My Lords, Part 5 of the Bill requires public authorities and specified persons to specify and meet specific legislative conditions and controls on the handling of personal information. As I have said on a number of occasions this evening, these provisions will be underpinned by codes of practice setting out data security requirements, including cybersecurity. A body that fails to meet these could be prevented from using the data-sharing powers. That is the context in which I turn to Amendments 105 and 106.

Amendment 105 would require all but the smallest of companies to conduct audits on their cybersecurity and to report annually on it and their data protection measures. Clearly, the Government recognise that effective cybersecurity risk management is important to the success of the economy and, indeed, to ensuring the safety and integrity of private citizens’ data. The Government conducted the Cyber Security Regulation and Incentives Review in 2016 to consider whether we need additional regulation or incentives to boost cyber risk management in the wider economy and it showed strong justification for regulation to secure personal data.

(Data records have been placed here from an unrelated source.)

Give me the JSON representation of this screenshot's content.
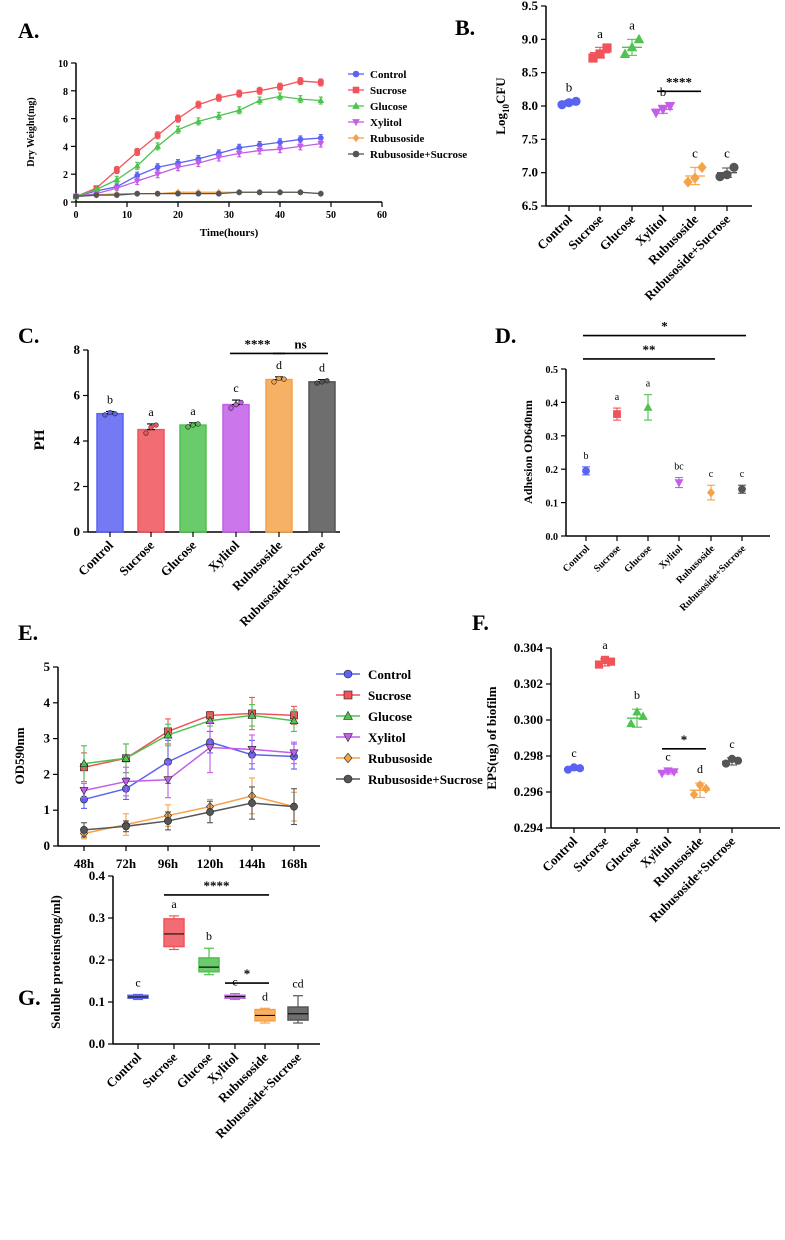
{
  "colors": {
    "Control": "#5b63f2",
    "Sucrose": "#f0545a",
    "Glucose": "#4fc24f",
    "Xylitol": "#c25ee8",
    "Rubusoside": "#f5a34a",
    "Rubusoside+Sucrose": "#555555"
  },
  "chart_data": [
    {
      "id": "A",
      "panel_label": "A.",
      "type": "line",
      "title": "",
      "xlabel": "Time(hours)",
      "ylabel": "Dry Weight(mg)",
      "xlim": [
        0,
        60
      ],
      "ylim": [
        0,
        10
      ],
      "xticks": [
        0,
        10,
        20,
        30,
        40,
        50,
        60
      ],
      "yticks": [
        0,
        2,
        4,
        6,
        8,
        10
      ],
      "x": [
        0,
        4,
        8,
        12,
        16,
        20,
        24,
        28,
        32,
        36,
        40,
        44,
        48
      ],
      "legend_position": "top-right",
      "series": [
        {
          "name": "Control",
          "marker": "circle",
          "values": [
            0.4,
            0.8,
            1.1,
            1.9,
            2.5,
            2.8,
            3.1,
            3.5,
            3.9,
            4.1,
            4.3,
            4.5,
            4.6
          ]
        },
        {
          "name": "Sucrose",
          "marker": "square",
          "values": [
            0.4,
            1.0,
            2.3,
            3.6,
            4.8,
            6.0,
            7.0,
            7.5,
            7.8,
            8.0,
            8.3,
            8.7,
            8.6
          ]
        },
        {
          "name": "Glucose",
          "marker": "triangle",
          "values": [
            0.4,
            0.9,
            1.6,
            2.6,
            4.0,
            5.2,
            5.8,
            6.2,
            6.6,
            7.3,
            7.6,
            7.4,
            7.3
          ]
        },
        {
          "name": "Xylitol",
          "marker": "triangle-down",
          "values": [
            0.4,
            0.6,
            1.0,
            1.5,
            2.0,
            2.5,
            2.8,
            3.2,
            3.5,
            3.7,
            3.8,
            4.0,
            4.2
          ]
        },
        {
          "name": "Rubusoside",
          "marker": "diamond",
          "values": [
            0.4,
            0.5,
            0.6,
            0.6,
            0.6,
            0.7,
            0.7,
            0.7,
            0.7,
            0.7,
            0.7,
            0.7,
            0.6
          ]
        },
        {
          "name": "Rubusoside+Sucrose",
          "marker": "circle",
          "values": [
            0.4,
            0.5,
            0.5,
            0.6,
            0.6,
            0.6,
            0.6,
            0.6,
            0.7,
            0.7,
            0.7,
            0.7,
            0.6
          ]
        }
      ]
    },
    {
      "id": "B",
      "panel_label": "B.",
      "type": "scatter",
      "title": "",
      "ylabel_main": "Log",
      "ylabel_sub": "10",
      "ylabel_tail": "CFU",
      "ylim": [
        6.5,
        9.5
      ],
      "yticks": [
        "6.5",
        "7.0",
        "7.5",
        "8.0",
        "8.5",
        "9.0",
        "9.5"
      ],
      "categories": [
        "Control",
        "Sucrose",
        "Glucose",
        "Xylitol",
        "Rubusoside",
        "Rubusoside+Sucrose"
      ],
      "markers": [
        "circle",
        "square",
        "triangle",
        "triangle-down",
        "diamond",
        "circle"
      ],
      "points": [
        [
          8.02,
          8.07,
          8.05
        ],
        [
          8.72,
          8.87,
          8.78
        ],
        [
          8.78,
          9.0,
          8.88
        ],
        [
          7.9,
          8.0,
          7.95
        ],
        [
          6.86,
          7.08,
          6.92
        ],
        [
          6.94,
          7.08,
          6.97
        ]
      ],
      "means": [
        8.05,
        8.8,
        8.88,
        7.95,
        6.95,
        7.0
      ],
      "errors": [
        0.03,
        0.08,
        0.12,
        0.06,
        0.13,
        0.07
      ],
      "letters": [
        "b",
        "a",
        "a",
        "b",
        "c",
        "c"
      ],
      "significance": [
        {
          "from": 3,
          "to": 4,
          "label": "****",
          "y": 8.22
        }
      ]
    },
    {
      "id": "C",
      "panel_label": "C.",
      "type": "bar",
      "title": "",
      "ylabel": "PH",
      "ylim": [
        0,
        8
      ],
      "yticks": [
        0,
        2,
        4,
        6,
        8
      ],
      "categories": [
        "Control",
        "Sucrose",
        "Glucose",
        "Xylitol",
        "Rubusoside",
        "Rubusoside+Sucrose"
      ],
      "values": [
        5.2,
        4.5,
        4.7,
        5.6,
        6.7,
        6.6
      ],
      "errors": [
        0.1,
        0.25,
        0.1,
        0.2,
        0.12,
        0.1
      ],
      "points": [
        [
          5.15,
          5.25,
          5.2
        ],
        [
          4.35,
          4.6,
          4.7
        ],
        [
          4.62,
          4.7,
          4.75
        ],
        [
          5.45,
          5.6,
          5.7
        ],
        [
          6.6,
          6.75,
          6.72
        ],
        [
          6.55,
          6.6,
          6.65
        ]
      ],
      "letters": [
        "b",
        "a",
        "a",
        "c",
        "d",
        "d"
      ],
      "significance": [
        {
          "from": 3,
          "to": 4,
          "label": "****",
          "y": 7.85
        },
        {
          "from": 4,
          "to": 5,
          "label": "ns",
          "y": 7.85
        }
      ]
    },
    {
      "id": "D",
      "panel_label": "D.",
      "type": "scatter",
      "title": "",
      "ylabel": "Adhesion OD640nm",
      "ylim": [
        0,
        0.5
      ],
      "yticks": [
        "0.0",
        "0.1",
        "0.2",
        "0.3",
        "0.4",
        "0.5"
      ],
      "categories": [
        "Control",
        "Sucrose",
        "Glucose",
        "Xylitol",
        "Rubusoside",
        "Rubusoside+Sucrose"
      ],
      "markers": [
        "circle",
        "square",
        "triangle",
        "triangle-down",
        "diamond",
        "circle"
      ],
      "means": [
        0.195,
        0.365,
        0.385,
        0.16,
        0.13,
        0.14
      ],
      "errors": [
        0.012,
        0.018,
        0.038,
        0.015,
        0.022,
        0.012
      ],
      "letters": [
        "b",
        "a",
        "a",
        "bc",
        "c",
        "c"
      ],
      "significance": [
        {
          "from": 0,
          "to": 5,
          "label": "*",
          "y": 0.6
        },
        {
          "from": 0,
          "to": 4,
          "label": "**",
          "y": 0.53
        }
      ]
    },
    {
      "id": "E",
      "panel_label": "E.",
      "type": "line",
      "title": "",
      "xlabel": "",
      "ylabel": "OD590nm",
      "ylim": [
        0,
        5
      ],
      "yticks": [
        0,
        1,
        2,
        3,
        4,
        5
      ],
      "categories": [
        "48h",
        "72h",
        "96h",
        "120h",
        "144h",
        "168h"
      ],
      "legend_position": "right",
      "series": [
        {
          "name": "Control",
          "marker": "circle",
          "values": [
            1.3,
            1.6,
            2.35,
            2.9,
            2.55,
            2.5
          ],
          "errors": [
            0.25,
            0.3,
            0.6,
            0.3,
            0.4,
            0.35
          ]
        },
        {
          "name": "Sucrose",
          "marker": "square",
          "values": [
            2.2,
            2.45,
            3.2,
            3.65,
            3.7,
            3.65
          ],
          "errors": [
            0.4,
            0.4,
            0.35,
            0.1,
            0.45,
            0.25
          ]
        },
        {
          "name": "Glucose",
          "marker": "triangle",
          "values": [
            2.3,
            2.45,
            3.1,
            3.5,
            3.65,
            3.5
          ],
          "errors": [
            0.5,
            0.4,
            0.3,
            0.15,
            0.3,
            0.3
          ]
        },
        {
          "name": "Xylitol",
          "marker": "triangle-down",
          "values": [
            1.55,
            1.8,
            1.85,
            2.75,
            2.7,
            2.6
          ],
          "errors": [
            0.2,
            0.4,
            0.5,
            0.7,
            0.4,
            0.3
          ]
        },
        {
          "name": "Rubusoside",
          "marker": "diamond",
          "values": [
            0.35,
            0.6,
            0.85,
            1.1,
            1.4,
            1.1
          ],
          "errors": [
            0.15,
            0.3,
            0.3,
            0.2,
            0.5,
            0.4
          ]
        },
        {
          "name": "Rubusoside+Sucrose",
          "marker": "circle",
          "values": [
            0.45,
            0.55,
            0.7,
            0.95,
            1.2,
            1.1
          ],
          "errors": [
            0.2,
            0.15,
            0.25,
            0.3,
            0.45,
            0.5
          ]
        }
      ]
    },
    {
      "id": "F",
      "panel_label": "F.",
      "type": "scatter",
      "title": "",
      "ylabel": "EPS(ug) of biofilm",
      "ylim": [
        0.294,
        0.304
      ],
      "yticks": [
        "0.294",
        "0.296",
        "0.298",
        "0.300",
        "0.302",
        "0.304"
      ],
      "categories": [
        "Control",
        "Sucorse",
        "Glucose",
        "Xylitol",
        "Rubusoside",
        "Rubusoside+Sucrose"
      ],
      "markers": [
        "circle",
        "square",
        "triangle",
        "triangle-down",
        "diamond",
        "circle"
      ],
      "means": [
        0.2973,
        0.3032,
        0.3001,
        0.2971,
        0.2961,
        0.2977
      ],
      "errors": [
        0.0001,
        0.0002,
        0.0005,
        0.0001,
        0.0004,
        0.0002
      ],
      "letters": [
        "c",
        "a",
        "b",
        "c",
        "d",
        "c"
      ],
      "significance": [
        {
          "from": 3,
          "to": 4,
          "label": "*",
          "y": 0.2984
        }
      ]
    },
    {
      "id": "G",
      "panel_label": "G.",
      "type": "box",
      "title": "",
      "ylabel": "Soluble proteins(mg/ml)",
      "ylim": [
        0,
        0.4
      ],
      "yticks": [
        "0.0",
        "0.1",
        "0.2",
        "0.3",
        "0.4"
      ],
      "categories": [
        "Control",
        "Sucrose",
        "Glucose",
        "Xylitol",
        "Rubusoside",
        "Rubusoside+Sucrose"
      ],
      "boxes": [
        {
          "min": 0.106,
          "q1": 0.109,
          "median": 0.112,
          "q3": 0.116,
          "max": 0.118
        },
        {
          "min": 0.225,
          "q1": 0.232,
          "median": 0.262,
          "q3": 0.298,
          "max": 0.305
        },
        {
          "min": 0.165,
          "q1": 0.172,
          "median": 0.183,
          "q3": 0.205,
          "max": 0.228
        },
        {
          "min": 0.106,
          "q1": 0.109,
          "median": 0.113,
          "q3": 0.116,
          "max": 0.12
        },
        {
          "min": 0.05,
          "q1": 0.055,
          "median": 0.068,
          "q3": 0.082,
          "max": 0.085
        },
        {
          "min": 0.05,
          "q1": 0.057,
          "median": 0.072,
          "q3": 0.088,
          "max": 0.115
        }
      ],
      "letters": [
        "c",
        "a",
        "b",
        "c",
        "d",
        "cd"
      ],
      "significance": [
        {
          "from": 1,
          "to": 4,
          "label": "****",
          "y": 0.355
        },
        {
          "from": 3,
          "to": 4,
          "label": "*",
          "y": 0.145
        }
      ]
    }
  ]
}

The Government will seek to improve cyber risk management through our implementation of the EU general data protection regulation in May 2018. Its requirement to report breaches to the Information Commissioner and individuals affected, and the fines that can be issued under it, will represent a significant improvement. These will be supplemented by a number of measures to more clearly link data protection with cybersecurity, including through closer working of the Information Commissioner and the National Cyber Security Centre. However, we will not seek to pursue further general cybersecurity legislation for the wider economy as would be required by Amendment 105.

We believe that mandating the inclusion of cyber risk information in annual reports, or the introduction of legal provisions for cyber audit, is unlikely to be an effective way of encouraging large-scale change in cyber risk management. Instead, the National Cyber Security Centre plans to work with stakeholders to develop guidance for investors. The long-term aim of the organisation is to include cybersecurity in the guidance it provides to businesses on the kind of information it wants to see in an annual report, and in the reports it provides to investors each year on every listed company.

Amendment 106 is very broad in its aims and, as such, could have unintended consequences for the diverse range of grants that the Government fund each year. The supporting audit and insurance regime would be costly and challenging to enforce given the diversity of grant recipients, including those from voluntary and research communities. Furthermore, this amendment is unnecessary as many of these checks are in place as a matter of routine. The level of cybersecurity risk in grants will continue to be monitored and consideration given to how recently launched grant standards could be used to strengthen guidance in this area. This provides a far more flexible and proportionate solution than legislation.

With respect to subsection (2) of the proposed new clause in Amendment 106, the Government are already taking tangible steps to reduce the level of cybersecurity risk in their supply chain. As of October 2014, suppliers of central government contracts that involve the handling of personal data or the supply of IT products and services must demonstrate they have met the technical requirements set out as part of either the government-owned Cyber Essentials scheme or a suitable equivalent. The scheme was developed jointly with GCHQ and industry to support organisations of all sizes and across all sectors in getting a good, basic level of online security in place. In response to my noble friend Lord Arbuthnot I would observe that, as of the end of December 2016, nearly 5,500 certificates had been issued under the scheme, and we have a strategy in place to significantly increase the adoption of the scheme over the coming year. With that explanation, I hope my noble friend will withdraw his amendment.